I followed the tram tracks out of Sultanahmet and, either by sheer force of will or by the gravity of a downward decline, the Bosphorous pulled me towards the Galata bridge, an activity that was high on the “To Do In Istanbul” list. All the reading I had done about the fish markets near Galata bridge mentioned the fish sandwiches. What they didn’t mention was the high pressure salesmanship that made buying a sandwich like wandering through a used-car lot with hundred dollar bills sticking out my pockets.
I guess the difference between the locals and the visitors is that the tourists fall prey to the highly aggressive waiters while the locals fish for their own damn fish sandwiches. While the balik ekmek was satisfying, it was almost too simple in its combination of bread, greens, onions and grilled fish. I kept craving some sort of creamy or lemony counterpart.
Nevertheless, I enjoyed my balik ekmek and imagined that not only twelve hours earlier, that fish was probably enjoying a nice swim in the Sea of Marmara. While the Galata bridge isn’t the prettiest bridge in the world, it does house an entire strip of restaurants in its belly, which makes for an interesting, if stressful walk.

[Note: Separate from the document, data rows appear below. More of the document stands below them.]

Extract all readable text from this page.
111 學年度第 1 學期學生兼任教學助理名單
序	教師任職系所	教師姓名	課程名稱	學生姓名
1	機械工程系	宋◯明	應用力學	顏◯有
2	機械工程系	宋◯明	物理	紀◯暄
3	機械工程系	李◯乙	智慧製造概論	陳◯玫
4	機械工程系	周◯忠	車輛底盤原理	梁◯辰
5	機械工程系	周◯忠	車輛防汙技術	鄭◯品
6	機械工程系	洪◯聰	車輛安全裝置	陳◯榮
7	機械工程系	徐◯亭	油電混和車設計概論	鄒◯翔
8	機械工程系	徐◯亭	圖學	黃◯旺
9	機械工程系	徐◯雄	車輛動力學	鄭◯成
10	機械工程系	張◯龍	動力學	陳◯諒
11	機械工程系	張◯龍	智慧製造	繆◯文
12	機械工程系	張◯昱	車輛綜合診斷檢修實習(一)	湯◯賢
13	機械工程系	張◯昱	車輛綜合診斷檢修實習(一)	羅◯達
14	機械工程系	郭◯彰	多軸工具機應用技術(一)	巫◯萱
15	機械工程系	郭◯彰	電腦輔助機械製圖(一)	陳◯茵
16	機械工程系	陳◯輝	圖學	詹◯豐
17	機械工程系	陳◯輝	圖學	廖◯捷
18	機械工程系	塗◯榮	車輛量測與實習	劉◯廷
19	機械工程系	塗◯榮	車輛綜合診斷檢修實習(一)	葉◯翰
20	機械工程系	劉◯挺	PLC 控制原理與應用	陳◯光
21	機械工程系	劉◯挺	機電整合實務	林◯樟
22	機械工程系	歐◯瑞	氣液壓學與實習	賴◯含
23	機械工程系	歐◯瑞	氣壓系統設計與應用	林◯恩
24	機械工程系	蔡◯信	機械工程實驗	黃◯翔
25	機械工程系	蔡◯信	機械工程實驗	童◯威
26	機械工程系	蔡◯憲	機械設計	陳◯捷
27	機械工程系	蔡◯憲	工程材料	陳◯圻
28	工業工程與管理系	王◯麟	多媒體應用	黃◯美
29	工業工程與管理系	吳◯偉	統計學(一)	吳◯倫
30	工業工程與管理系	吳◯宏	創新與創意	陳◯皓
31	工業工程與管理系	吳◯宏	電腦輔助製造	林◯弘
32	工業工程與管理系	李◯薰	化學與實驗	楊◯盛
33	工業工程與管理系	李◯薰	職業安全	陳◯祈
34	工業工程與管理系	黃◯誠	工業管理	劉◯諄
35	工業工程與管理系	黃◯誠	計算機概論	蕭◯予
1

My second sandwich was in the Beyoglu district right off İstiklal Caddesi, in the most elegant ”fish market” I’ve ever seen, the Balık Pazarı. Maybe many years ago, Balık Pazarı was a smelly, noisy fish market, but what I encountered were table-clothed restaurants, elegant indoor malls and another tasty sandwich encounter: the fried mussel sandwich.
Instead of loading up on bread, this 2.5 YTL sandwich had nicely seasoned, freshly fried mussels with the perfect cream sauce. Standing next to us, there was a woman steadily making a formidable pile of mussel shells. The stuffed mussels were selling for 0.50 YTL and with her large Russian looking boyfriend paying, girlfriend was making a killing in shells.
When I hit the Egyptian Market, or the Spice Market in Eminönü, I discovered Turkish pizza, or pide.
While you could get pide with cheese, I love the version I kept ordering over and over again—a mixture of crumbled lamb, tomatoes, and herbs. I didn’t think I could find New Haven style pizza in the middle of Istanbul, but this tasted alarmingly similar to my best experiences at Piece.
Walking around the bazaar afterward, I kept noticing the flippy tricks the dondurma (ice cream) man was doing with his spatula. Turkish ice cream is made with goat’s milk, thickened with salep and stuck firmly to just about anything. After being easily upsold to five scoops of dondurma, I decided that chewy ice cream wasn’t really my thing. While the chewiness of the ice cream was novel, salep gave had a weird after taste and didn’t win any flavor points with me.
I did manage to eat full restaurant meals in Istanbul, but it wasn’t until Joanne, Susie, and Crystal arrived that I finally abandoned my itinerant eating, more on that later.